Foram mesmo as declarações que puseram Severino sob o dedo acusador do deputado Fernando Gabeira, agora o ícone do movimento por seu afastamento. Na crise em curso, quem cai na linha de tiro será fatalmente alvejado se tiver algum tipo de rabo de palha. A denúncia de cobrança de propina para manter a concessão do restaurante Fiorela veio horas depois. Murchou com a negativa do dono do restaurante, anteontem, mas voltou a ganhar força ontem com a divulgação, pela revista "Veja", de um documento irregular assinado por Severino. E pela confirmação do suposto mensalinho pelo ex-gerente do restaurante.

A oposição marcha altiva contra Severino e fica indignada com as lembranças de que ajudou a elegê-lo. Atribui a responsabilidade apenas ao PT, que se dividiu e teve dois candidatos. Mas todos os que viveram aquela noite de 14 de fevereiro sabem que parte dos pefelistas e tucanos - com o candidato pefelista José Carlos Aleluia já fora do segundo turno - aproveitou a chance de impor uma derrota ao governo Lula. Mesmo sabendo quem era Severino, deu-lhe parte dos 300 votos que teve. No primeiro turno, Severino tivera apenas 124. Mesmo ficando com os 117 votos do petista Virgilio Guimarães no primeiro turno, não teria chegado aos 300. Chegou porque recebeu pelo menos 59 da oposição, que naquele momento não pensou tanto, como agora, na imagem da instituição.

Dia da Pátria

Tudo pronto ontem na Esplanada para a festa de hoje. Desde domingo, os pais estão levando as crianças para ver os aviões e outros equipamentos das Forças Armadas expostos no gramado. O momento nacional é dos piores mas a data é nacional, não é do governo nem da oposição. O presidente Lula estará no palanque, sem medo de vaias, dizem auxiliares. Terá a seu lado o governador de Brasília, Joaquim Roriz, que, aonde vai, leva sua massa fiel.

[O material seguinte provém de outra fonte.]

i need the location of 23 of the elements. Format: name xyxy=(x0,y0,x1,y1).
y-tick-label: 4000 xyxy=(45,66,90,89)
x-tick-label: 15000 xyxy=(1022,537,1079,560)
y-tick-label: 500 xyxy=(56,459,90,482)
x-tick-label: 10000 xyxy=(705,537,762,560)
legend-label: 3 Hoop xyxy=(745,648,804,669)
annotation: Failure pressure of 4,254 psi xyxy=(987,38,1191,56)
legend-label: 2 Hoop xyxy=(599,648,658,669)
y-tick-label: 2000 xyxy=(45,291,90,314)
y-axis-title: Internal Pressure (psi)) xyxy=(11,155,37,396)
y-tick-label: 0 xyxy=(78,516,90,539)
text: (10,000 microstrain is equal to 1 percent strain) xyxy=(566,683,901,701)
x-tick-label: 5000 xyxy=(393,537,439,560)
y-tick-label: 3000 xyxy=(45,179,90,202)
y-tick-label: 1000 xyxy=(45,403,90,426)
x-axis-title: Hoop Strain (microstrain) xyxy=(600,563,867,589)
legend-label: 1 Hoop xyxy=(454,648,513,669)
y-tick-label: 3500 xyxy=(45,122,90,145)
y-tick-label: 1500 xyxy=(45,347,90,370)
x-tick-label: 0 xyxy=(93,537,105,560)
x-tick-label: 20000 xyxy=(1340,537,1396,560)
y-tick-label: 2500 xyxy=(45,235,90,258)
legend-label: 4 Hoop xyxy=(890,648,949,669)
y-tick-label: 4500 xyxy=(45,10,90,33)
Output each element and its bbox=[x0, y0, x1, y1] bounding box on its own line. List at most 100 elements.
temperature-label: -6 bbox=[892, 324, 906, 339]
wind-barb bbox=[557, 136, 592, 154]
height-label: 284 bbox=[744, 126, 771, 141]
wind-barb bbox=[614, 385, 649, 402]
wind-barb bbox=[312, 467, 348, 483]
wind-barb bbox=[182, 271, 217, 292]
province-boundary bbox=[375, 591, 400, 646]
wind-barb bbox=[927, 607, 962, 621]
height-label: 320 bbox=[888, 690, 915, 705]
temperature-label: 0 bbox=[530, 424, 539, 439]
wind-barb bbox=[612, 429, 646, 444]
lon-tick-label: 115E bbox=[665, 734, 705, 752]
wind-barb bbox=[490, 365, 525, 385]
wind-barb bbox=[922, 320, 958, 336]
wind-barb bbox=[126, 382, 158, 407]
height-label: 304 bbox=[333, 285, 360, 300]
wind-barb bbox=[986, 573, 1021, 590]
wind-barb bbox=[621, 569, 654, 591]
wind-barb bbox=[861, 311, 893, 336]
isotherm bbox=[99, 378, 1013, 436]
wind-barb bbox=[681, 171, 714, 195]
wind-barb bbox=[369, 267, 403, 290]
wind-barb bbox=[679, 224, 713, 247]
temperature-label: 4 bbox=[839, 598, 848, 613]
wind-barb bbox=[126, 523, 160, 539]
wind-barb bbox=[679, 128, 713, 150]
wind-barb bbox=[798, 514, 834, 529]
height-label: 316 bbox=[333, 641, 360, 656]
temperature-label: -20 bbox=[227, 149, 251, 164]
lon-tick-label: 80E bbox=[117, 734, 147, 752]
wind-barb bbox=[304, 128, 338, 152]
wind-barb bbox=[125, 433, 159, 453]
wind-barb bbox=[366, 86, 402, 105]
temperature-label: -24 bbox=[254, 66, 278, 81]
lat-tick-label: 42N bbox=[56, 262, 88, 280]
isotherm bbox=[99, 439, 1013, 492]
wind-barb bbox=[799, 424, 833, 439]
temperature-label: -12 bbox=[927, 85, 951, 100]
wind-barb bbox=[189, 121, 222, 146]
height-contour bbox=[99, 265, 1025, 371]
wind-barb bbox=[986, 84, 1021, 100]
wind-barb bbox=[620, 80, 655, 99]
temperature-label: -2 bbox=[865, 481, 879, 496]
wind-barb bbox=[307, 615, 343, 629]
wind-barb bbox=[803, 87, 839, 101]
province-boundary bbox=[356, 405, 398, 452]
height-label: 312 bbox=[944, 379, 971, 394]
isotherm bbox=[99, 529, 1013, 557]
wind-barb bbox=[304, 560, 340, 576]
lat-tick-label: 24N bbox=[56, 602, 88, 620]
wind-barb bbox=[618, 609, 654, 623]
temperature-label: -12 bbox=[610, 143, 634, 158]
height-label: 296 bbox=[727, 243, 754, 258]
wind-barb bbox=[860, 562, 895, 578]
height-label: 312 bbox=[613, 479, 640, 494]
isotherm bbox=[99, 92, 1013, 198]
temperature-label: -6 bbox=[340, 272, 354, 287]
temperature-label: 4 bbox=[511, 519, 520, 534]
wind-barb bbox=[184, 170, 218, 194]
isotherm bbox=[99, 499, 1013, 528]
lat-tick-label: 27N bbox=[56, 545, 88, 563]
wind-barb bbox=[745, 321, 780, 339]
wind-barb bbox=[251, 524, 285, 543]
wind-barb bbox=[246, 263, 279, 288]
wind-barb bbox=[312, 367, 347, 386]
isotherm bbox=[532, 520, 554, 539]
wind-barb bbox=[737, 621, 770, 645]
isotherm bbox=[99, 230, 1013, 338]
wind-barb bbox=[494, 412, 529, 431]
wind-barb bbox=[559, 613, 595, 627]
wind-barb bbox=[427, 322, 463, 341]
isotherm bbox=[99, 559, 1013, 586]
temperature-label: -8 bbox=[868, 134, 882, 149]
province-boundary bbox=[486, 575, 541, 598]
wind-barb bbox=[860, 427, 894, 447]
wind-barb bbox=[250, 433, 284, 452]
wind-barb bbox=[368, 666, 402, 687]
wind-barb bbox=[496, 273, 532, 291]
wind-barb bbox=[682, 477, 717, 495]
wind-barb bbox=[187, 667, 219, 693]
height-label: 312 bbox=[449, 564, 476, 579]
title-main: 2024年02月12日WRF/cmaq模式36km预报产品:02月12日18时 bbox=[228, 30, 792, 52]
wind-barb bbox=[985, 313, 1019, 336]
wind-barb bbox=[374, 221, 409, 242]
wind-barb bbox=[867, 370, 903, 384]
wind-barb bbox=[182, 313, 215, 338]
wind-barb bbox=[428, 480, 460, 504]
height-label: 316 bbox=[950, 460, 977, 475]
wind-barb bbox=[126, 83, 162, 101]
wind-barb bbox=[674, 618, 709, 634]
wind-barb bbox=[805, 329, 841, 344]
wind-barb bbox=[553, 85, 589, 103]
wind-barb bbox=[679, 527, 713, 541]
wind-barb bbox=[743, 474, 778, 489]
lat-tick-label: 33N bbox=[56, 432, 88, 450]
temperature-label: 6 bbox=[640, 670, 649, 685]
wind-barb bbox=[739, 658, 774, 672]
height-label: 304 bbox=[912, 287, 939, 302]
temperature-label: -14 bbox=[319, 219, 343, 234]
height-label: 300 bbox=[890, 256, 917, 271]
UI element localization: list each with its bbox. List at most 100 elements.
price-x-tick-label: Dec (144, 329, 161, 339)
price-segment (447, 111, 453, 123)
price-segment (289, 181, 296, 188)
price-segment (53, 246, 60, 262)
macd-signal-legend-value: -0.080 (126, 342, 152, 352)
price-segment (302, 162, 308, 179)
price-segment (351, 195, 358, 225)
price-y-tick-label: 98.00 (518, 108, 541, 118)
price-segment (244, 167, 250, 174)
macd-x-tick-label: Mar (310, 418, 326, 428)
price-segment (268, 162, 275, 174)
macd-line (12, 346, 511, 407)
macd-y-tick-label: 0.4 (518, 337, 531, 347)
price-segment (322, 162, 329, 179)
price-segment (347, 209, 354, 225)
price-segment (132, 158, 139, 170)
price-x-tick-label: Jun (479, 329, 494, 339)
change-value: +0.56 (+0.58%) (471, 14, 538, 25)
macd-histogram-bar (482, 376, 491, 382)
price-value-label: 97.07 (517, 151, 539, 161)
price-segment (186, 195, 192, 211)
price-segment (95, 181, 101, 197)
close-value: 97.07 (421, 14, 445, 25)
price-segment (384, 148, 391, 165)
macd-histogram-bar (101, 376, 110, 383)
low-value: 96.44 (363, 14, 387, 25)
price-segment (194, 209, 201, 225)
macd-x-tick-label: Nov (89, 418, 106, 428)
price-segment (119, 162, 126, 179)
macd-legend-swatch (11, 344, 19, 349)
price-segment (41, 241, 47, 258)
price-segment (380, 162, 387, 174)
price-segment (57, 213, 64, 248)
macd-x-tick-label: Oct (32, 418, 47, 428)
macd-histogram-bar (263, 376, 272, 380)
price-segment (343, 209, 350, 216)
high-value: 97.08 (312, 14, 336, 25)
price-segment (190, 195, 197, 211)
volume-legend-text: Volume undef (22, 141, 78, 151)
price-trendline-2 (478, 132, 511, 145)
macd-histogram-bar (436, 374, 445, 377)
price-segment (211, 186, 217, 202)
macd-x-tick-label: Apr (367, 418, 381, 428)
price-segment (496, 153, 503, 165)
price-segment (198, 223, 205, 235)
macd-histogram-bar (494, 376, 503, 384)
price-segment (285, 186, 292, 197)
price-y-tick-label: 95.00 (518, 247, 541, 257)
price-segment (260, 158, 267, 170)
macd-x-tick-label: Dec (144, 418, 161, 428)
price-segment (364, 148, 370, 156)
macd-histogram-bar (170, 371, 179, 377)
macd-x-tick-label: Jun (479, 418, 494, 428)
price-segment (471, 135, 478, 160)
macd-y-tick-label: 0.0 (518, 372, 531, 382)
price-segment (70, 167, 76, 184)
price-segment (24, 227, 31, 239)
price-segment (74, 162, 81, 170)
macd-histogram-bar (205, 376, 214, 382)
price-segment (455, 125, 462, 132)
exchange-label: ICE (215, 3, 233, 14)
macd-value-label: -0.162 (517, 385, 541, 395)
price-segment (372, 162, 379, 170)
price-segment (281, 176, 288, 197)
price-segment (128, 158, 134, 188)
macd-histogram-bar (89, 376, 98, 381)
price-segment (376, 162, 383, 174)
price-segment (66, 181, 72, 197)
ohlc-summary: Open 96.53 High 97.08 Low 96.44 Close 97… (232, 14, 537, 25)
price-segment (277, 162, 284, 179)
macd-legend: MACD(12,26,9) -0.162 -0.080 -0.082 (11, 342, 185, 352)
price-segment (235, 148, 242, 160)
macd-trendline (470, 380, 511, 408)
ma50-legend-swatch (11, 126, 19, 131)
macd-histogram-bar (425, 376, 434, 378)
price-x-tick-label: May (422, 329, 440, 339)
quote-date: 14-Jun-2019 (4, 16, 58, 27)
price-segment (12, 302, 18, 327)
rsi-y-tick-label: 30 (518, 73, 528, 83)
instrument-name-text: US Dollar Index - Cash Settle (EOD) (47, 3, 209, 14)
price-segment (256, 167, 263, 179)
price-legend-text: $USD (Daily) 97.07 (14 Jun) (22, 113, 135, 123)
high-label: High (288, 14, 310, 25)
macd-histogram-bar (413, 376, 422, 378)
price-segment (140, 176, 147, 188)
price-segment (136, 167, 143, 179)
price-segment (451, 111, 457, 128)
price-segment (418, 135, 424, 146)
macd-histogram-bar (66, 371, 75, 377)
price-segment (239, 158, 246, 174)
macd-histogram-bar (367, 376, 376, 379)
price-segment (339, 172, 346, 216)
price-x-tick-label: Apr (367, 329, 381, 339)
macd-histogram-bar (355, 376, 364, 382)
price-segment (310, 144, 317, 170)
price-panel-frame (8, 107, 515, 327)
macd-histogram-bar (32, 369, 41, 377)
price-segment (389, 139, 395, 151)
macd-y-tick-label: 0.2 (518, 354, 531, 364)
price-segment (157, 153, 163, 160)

Com a festa popular do ano passado, o governo apostou no sentido cívico do evento. O povo tomou a Esplanada, apreciou o desfile e a esquadrilha da fumaça. Mas este ano ela já não terá o glamour que lhe imprimiu Duda Mendonça nem se sabe com que disposição o povo estará.

Também o ensino de História, ao falar da Independência, deixou de lado o romantismo hipócrita. Já no ensino fundamental as crianças de hoje aprendem que D. Pedro I se antecipou aos movimentos populares, lançando mão da coroa antes que o povo a tomasse. E que a Independência começou mesmo lá atrás, com a chegada da família real em 1808, sob o patrocínio da Inglaterra, que enfrentava a expansão francesa de Napoleão.

Desagravo

Uma parte dos tucanos até entrou com o pé atrás no movimento da oposição para derrubar Severino Cavalcanti. Paulistas indignados, entretanto, cobraram solidariedade à memória do ex-ministro Sergio Motta, que Severino acusou, em recente entrevista, de ter comprado votos para aprovar a emenda da reeleição.

ENTREOUVIDO ontem no Itamaraty: as condecorações precisam mesmo ser concedidas com critério, como recomenda o senador Arthur Virgílio. Severino recebeu a Ordem do Rio Branco porque seus pares o elegeram presidente da Câmara. Assim como Fernando Henrique condecorou Fujimori porque fora eleito presidente pelo povo peruano.

Onda verde

O PV quer aproveitar ao máximo a boa onda em que vem surfando na crise. Tendo que cumprir a cláusula de barreira em 2006 (5% dos votos nacionais), terá o deputado Fernando Gabeira como puxador da chapa de deputados federais no Rio. O secretário Alfredo Sirkis disputará o Senado.